Computer Science and Engineering, Department of

 

Date of this Version

8-2010

Comments

A THESIS Presented to the Faculty of The Graduate College at the University of Nebraska In Partial Fulfillment of Requirements For the Degree of Master of Science, Major: Computer Science, Under the Supervision of Professor Myra B. Cohen. Lincoln, Nebraska: August, 2010
Copyright 2010 Si Huang

Abstract

Testing is an effective means for assuring the quality of software. In programs with Graphical User Interfaces (GUIs), event sequences serve as test cases for executing system tests. To aid in the test generation process, researchers have developed methods that automatically derive graph models from GUIs, which can then be traversed to create sequences for testing. Recent advances using these graph models incorporate combinatorial interaction testing sampling techniques to generate longer GUI test cases, which exercise more event interactions and have been shown to improve fault detection.
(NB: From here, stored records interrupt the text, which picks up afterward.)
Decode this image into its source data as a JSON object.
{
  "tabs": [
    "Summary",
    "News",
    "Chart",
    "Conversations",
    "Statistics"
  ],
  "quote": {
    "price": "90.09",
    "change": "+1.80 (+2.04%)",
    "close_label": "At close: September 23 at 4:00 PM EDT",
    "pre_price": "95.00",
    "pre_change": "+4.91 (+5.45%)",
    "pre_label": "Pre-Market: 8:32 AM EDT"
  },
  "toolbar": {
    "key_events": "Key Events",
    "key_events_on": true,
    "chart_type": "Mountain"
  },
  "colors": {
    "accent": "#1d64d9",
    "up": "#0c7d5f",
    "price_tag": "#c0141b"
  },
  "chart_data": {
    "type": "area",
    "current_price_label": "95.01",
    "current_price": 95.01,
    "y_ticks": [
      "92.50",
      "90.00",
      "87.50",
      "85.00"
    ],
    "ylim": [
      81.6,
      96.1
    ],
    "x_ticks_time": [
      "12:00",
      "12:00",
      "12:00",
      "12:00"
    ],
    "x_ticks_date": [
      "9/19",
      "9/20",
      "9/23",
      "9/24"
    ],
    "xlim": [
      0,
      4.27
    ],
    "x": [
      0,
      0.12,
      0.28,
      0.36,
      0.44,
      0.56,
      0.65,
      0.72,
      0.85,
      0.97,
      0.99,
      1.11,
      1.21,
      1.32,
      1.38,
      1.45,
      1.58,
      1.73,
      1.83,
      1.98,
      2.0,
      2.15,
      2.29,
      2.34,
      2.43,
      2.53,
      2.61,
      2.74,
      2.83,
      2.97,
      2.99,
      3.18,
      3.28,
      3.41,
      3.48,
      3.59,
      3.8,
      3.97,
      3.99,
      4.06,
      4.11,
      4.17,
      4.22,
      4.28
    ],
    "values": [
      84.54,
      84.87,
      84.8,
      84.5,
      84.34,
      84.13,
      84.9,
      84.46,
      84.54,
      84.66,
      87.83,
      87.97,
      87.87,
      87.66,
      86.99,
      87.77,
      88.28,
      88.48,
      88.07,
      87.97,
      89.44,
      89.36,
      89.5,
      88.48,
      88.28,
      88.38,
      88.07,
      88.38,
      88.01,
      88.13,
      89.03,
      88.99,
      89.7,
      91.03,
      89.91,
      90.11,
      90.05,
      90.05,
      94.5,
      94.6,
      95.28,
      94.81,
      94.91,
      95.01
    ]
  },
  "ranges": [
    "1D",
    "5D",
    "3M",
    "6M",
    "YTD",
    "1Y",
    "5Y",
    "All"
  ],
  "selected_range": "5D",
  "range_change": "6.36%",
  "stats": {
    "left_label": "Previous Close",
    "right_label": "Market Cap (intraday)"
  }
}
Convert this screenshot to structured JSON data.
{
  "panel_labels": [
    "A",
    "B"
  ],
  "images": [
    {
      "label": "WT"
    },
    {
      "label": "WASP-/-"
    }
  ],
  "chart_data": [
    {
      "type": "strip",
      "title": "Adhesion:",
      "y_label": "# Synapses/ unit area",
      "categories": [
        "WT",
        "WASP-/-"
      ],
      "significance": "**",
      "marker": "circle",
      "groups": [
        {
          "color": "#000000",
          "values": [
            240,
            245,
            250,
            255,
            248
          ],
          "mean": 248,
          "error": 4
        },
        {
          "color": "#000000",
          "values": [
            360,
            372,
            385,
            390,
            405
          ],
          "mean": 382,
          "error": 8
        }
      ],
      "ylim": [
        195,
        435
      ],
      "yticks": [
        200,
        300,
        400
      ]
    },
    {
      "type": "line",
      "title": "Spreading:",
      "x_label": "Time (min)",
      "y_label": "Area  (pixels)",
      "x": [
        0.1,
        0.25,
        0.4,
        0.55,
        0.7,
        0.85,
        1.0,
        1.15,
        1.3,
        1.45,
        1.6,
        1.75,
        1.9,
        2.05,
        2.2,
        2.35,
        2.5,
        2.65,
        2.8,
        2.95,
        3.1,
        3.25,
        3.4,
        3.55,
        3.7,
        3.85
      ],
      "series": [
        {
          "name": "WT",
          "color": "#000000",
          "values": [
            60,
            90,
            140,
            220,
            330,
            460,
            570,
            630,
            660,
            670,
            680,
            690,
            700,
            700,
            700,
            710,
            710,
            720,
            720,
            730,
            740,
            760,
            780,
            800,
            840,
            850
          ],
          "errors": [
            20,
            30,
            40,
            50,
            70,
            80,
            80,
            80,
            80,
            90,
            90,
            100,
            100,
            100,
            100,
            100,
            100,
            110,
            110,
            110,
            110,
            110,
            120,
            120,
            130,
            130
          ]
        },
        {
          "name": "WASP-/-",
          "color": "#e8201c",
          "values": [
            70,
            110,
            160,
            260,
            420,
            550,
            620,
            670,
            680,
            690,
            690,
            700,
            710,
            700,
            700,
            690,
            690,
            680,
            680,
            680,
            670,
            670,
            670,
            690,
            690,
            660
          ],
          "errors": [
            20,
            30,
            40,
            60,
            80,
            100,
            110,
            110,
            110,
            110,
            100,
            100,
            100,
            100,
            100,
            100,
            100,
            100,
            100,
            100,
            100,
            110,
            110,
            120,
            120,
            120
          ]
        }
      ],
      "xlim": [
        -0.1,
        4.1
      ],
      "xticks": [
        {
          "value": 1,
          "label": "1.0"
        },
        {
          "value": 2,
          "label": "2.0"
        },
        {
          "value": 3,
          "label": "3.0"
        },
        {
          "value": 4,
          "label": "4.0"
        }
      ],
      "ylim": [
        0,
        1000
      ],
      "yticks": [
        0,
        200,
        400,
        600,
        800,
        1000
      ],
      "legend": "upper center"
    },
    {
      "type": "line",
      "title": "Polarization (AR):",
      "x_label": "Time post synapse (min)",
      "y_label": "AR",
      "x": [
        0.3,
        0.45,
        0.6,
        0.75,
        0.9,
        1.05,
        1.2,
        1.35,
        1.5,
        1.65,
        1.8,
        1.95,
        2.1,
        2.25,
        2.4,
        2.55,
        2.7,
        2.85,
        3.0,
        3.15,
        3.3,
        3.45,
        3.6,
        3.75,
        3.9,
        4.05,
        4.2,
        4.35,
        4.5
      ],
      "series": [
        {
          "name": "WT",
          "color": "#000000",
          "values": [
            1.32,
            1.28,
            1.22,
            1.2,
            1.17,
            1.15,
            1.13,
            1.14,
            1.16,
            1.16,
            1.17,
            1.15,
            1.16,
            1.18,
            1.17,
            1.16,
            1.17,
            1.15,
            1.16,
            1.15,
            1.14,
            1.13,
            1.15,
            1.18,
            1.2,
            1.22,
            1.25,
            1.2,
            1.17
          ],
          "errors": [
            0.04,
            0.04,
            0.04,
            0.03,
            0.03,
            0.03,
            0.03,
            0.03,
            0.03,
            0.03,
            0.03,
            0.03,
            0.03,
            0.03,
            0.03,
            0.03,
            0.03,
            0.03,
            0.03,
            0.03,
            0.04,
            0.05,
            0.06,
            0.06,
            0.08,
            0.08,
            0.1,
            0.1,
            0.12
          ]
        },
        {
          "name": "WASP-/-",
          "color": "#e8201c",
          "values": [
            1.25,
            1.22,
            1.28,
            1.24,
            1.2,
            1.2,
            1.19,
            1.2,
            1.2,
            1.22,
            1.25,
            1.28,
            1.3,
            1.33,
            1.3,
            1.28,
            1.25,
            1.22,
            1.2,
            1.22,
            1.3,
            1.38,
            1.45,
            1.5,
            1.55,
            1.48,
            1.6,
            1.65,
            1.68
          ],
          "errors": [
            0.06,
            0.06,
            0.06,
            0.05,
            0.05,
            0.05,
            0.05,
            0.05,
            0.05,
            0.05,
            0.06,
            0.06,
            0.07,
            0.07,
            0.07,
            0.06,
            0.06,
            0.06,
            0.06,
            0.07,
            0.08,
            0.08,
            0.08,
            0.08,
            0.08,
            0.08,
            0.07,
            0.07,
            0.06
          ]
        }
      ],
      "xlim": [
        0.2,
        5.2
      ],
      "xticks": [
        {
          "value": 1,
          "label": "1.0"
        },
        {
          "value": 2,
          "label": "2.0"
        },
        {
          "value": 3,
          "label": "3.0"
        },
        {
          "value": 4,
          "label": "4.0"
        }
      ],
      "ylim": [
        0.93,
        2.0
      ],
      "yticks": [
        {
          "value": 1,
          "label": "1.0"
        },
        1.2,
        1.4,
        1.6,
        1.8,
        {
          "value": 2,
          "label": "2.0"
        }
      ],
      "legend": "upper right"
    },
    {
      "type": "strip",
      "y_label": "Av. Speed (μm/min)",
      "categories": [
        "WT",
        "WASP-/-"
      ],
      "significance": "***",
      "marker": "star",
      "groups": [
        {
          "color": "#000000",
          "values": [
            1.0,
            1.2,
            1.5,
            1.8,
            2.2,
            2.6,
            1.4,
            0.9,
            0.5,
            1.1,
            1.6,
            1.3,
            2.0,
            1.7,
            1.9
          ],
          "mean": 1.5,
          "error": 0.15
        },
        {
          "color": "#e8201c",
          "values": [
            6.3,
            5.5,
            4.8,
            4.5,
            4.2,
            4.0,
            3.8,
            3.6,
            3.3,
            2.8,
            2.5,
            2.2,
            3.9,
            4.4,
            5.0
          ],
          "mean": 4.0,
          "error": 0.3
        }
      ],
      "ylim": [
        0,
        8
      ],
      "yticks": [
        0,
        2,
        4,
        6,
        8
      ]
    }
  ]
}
However, because the models extracted are only approximations of the actual event interactions, the generated test cases might suffer from problems of infeasibility. Specifically, widgets or buttons can become disabled, or the events cannot be dispatched once triggered, causing the test cases to terminate prematurely. These problems are caused by violations of temporal constraints on the event interaction sequences. The lack of awareness of these constraints during GUI test generation means that coverage of the event interactions may be lost, potentially weakening the fault detection effectiveness and reducing the quality of the generated GUI test suites.

In this work, we propose a framework for automatically repairing GUI test suites that contain infeasible sequences. We begin by identifying the set of infeasible patterns that we expect to see in GUIs. We then develop a genetic algorithm for test suite repair. An evaluation on small-sized synthetic GUI subjects demonstrates that our technique is able to cover over 99% of the full combinatorial coverage of the events in these subjects and it outperforms a random algorithm for the same purpose. We then apply this technique to some non-trivial GUI subjects, and show that it is able to increase the combinatorial coverage of test suites for non-trivial GUIs to 98% of their feasible coverage, and that the types of constraints discovered match those that we have previously identified.